「蓮の女」は大輪の花を咲かせることができるか
佐藤 カマラ・ハリス副大統領の場合も、奴隷としてアメリカにやってきた黒人の子孫ではない。オバマ・ファミリーと同様に知的な家庭に生まれた「移民」の系譜に属しているといっていい。人種問題で大きく揺れている超大国アメリカはいま真っ二つに切り裂かれています。バイデン大統領がハリス氏を副大統領候補に選んだ時「この国、女の子たち、特に黒人やヒスパニックの子は、今朝起きたらまったく違う自分になったように見えただろう」と述べたのは印象的でした。彼女は、まさしく人種のサラダボウルといわれる二十一世紀のアメリカを体現するような存在です。この国を一つにまとめあげる潜在力があるはずです。しかし、それは、政策策定の力などではなく、人々を惹きつけてやまない人間力が備わっているか否かにかかっています。

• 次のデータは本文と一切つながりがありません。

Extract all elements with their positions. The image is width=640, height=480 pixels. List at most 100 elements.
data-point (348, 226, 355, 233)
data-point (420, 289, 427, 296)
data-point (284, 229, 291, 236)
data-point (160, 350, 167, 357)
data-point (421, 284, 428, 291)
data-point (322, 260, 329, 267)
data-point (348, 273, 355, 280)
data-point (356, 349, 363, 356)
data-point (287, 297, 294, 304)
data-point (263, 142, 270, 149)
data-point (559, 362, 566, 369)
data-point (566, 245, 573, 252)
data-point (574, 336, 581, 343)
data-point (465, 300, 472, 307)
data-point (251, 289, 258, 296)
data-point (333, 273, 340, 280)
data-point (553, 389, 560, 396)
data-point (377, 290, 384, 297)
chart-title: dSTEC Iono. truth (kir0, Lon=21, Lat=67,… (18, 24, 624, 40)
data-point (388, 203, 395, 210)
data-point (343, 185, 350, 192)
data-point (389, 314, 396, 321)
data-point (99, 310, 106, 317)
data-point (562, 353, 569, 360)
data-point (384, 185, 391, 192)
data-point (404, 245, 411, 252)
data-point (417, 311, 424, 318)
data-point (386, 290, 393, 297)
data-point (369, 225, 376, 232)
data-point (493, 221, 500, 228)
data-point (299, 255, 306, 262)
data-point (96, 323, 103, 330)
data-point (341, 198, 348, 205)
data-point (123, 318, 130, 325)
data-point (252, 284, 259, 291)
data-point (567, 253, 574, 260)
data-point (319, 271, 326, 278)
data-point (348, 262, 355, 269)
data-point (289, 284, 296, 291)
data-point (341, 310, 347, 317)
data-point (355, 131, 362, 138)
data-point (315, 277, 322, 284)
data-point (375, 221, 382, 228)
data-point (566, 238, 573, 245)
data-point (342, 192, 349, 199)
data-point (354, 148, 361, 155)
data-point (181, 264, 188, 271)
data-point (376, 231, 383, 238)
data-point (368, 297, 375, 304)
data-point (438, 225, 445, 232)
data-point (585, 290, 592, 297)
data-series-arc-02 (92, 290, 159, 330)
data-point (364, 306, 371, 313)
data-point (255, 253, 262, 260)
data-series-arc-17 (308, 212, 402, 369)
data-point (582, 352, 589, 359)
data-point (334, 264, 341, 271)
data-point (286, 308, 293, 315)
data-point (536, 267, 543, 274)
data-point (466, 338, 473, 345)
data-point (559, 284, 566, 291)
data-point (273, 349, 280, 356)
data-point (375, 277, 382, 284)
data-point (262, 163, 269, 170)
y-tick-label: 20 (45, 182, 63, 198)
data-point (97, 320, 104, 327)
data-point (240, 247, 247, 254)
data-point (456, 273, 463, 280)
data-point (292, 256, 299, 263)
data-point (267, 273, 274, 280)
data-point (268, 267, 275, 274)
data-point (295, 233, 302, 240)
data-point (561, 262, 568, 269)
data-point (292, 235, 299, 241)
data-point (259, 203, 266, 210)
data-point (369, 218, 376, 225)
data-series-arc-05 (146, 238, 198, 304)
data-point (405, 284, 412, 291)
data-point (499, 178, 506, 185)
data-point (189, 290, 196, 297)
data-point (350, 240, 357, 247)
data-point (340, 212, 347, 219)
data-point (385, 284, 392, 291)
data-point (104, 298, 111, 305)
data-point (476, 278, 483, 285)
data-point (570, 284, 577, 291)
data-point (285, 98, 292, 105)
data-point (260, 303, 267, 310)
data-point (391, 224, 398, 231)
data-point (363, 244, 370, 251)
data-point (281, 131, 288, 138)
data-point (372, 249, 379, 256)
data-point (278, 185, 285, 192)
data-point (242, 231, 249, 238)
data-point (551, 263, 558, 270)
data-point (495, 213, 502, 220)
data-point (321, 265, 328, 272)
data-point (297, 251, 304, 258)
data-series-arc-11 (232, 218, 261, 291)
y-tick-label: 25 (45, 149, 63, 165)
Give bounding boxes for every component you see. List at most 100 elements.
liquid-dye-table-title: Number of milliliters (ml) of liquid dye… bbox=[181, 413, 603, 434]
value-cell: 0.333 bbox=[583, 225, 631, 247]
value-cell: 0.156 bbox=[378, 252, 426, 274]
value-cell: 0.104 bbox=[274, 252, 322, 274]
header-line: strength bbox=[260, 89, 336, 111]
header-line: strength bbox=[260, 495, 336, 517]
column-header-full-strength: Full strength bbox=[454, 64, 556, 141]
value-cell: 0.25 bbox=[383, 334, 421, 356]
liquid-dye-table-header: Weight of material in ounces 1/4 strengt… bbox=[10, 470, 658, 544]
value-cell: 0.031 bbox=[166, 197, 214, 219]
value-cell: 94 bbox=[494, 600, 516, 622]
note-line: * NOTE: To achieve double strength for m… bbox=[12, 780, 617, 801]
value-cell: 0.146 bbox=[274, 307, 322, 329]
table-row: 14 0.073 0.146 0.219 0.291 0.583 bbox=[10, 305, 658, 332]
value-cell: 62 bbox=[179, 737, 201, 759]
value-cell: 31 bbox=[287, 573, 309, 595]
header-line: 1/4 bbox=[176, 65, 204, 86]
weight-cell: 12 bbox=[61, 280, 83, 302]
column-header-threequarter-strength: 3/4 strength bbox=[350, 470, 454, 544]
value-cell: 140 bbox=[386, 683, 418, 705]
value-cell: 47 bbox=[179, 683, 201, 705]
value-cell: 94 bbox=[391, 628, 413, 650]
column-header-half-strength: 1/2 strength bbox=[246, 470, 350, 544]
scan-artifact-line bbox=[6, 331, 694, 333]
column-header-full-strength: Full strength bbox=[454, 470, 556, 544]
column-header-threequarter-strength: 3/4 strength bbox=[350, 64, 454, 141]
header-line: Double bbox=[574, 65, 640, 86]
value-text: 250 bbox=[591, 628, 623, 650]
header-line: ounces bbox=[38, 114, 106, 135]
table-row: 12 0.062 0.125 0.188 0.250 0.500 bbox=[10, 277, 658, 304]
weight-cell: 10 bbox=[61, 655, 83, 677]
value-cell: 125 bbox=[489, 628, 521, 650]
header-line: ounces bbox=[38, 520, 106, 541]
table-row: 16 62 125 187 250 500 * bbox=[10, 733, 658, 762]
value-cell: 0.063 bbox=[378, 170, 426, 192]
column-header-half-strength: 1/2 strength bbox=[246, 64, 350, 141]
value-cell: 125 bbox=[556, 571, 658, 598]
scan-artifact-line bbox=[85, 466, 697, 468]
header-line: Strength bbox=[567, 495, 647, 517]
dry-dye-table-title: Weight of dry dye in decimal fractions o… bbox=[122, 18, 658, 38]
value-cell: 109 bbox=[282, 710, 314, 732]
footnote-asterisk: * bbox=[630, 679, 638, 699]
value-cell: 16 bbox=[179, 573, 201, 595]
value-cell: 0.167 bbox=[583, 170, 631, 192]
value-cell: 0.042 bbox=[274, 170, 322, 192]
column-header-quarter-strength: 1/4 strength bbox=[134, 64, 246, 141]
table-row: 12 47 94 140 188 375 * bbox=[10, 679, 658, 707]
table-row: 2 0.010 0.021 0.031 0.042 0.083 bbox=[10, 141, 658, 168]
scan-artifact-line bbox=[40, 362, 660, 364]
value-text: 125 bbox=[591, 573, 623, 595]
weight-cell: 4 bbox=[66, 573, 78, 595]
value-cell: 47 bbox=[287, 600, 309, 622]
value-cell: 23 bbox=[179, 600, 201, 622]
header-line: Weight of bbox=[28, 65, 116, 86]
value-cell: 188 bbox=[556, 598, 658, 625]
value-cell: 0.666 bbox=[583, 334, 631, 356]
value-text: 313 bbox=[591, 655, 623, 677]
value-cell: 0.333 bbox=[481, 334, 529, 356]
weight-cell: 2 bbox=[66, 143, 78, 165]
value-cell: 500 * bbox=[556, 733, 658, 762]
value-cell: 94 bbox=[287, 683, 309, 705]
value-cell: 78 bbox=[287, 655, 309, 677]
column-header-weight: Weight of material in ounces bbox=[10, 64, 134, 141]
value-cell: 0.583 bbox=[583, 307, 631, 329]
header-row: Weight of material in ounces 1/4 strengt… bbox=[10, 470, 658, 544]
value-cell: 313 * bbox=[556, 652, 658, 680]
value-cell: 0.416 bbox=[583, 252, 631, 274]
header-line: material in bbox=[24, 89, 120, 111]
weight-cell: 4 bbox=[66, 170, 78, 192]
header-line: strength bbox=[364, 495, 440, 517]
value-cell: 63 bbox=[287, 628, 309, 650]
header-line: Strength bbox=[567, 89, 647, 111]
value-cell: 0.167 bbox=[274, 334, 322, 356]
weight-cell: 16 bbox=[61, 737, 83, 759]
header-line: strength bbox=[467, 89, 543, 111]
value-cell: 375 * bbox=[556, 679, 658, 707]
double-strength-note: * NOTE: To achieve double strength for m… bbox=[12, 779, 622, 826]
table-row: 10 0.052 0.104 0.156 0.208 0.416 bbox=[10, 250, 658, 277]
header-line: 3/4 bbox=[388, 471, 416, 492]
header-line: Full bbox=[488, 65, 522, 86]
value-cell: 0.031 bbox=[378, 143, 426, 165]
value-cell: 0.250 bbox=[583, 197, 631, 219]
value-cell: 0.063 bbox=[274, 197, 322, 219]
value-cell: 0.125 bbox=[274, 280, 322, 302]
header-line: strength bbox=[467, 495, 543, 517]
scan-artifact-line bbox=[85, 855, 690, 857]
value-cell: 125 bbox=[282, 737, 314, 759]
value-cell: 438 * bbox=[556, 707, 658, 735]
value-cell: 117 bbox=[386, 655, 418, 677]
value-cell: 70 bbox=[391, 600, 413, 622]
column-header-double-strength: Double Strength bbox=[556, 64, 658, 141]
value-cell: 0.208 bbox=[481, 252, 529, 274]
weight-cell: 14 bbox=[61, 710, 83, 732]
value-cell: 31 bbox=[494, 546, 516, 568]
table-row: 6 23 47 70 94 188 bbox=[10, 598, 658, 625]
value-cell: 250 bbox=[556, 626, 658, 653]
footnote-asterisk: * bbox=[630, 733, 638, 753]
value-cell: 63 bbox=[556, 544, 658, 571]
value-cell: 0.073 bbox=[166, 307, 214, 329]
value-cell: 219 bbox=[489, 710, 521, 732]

手嶋 ロナルド・レーガン大統領という人が、現代アメリカを代表する歴史家たちから「二十世紀のもっともすぐれた大統領」のひとりと認められているのも、そうしたアメリカ国民を一つにまとめあげた人間的魅力にありました。
佐藤 「蓮の女」というサンスクリット語の名をもつカマラが、トランプ大統領によって引き裂かれてしまったアメリカを再び一つにまとめあげ、大輪の花を咲かせることができるか。本書のテーマである「米中対立」の行方も左右することになるでしょう。
手嶋 その通りです。レーガン大統領は、アメリカのデモクラシーに揺るぎない自信を持ち続けた人で、その信念のゆえに、あの冷たい戦争を終わらせる推進役になったのですから。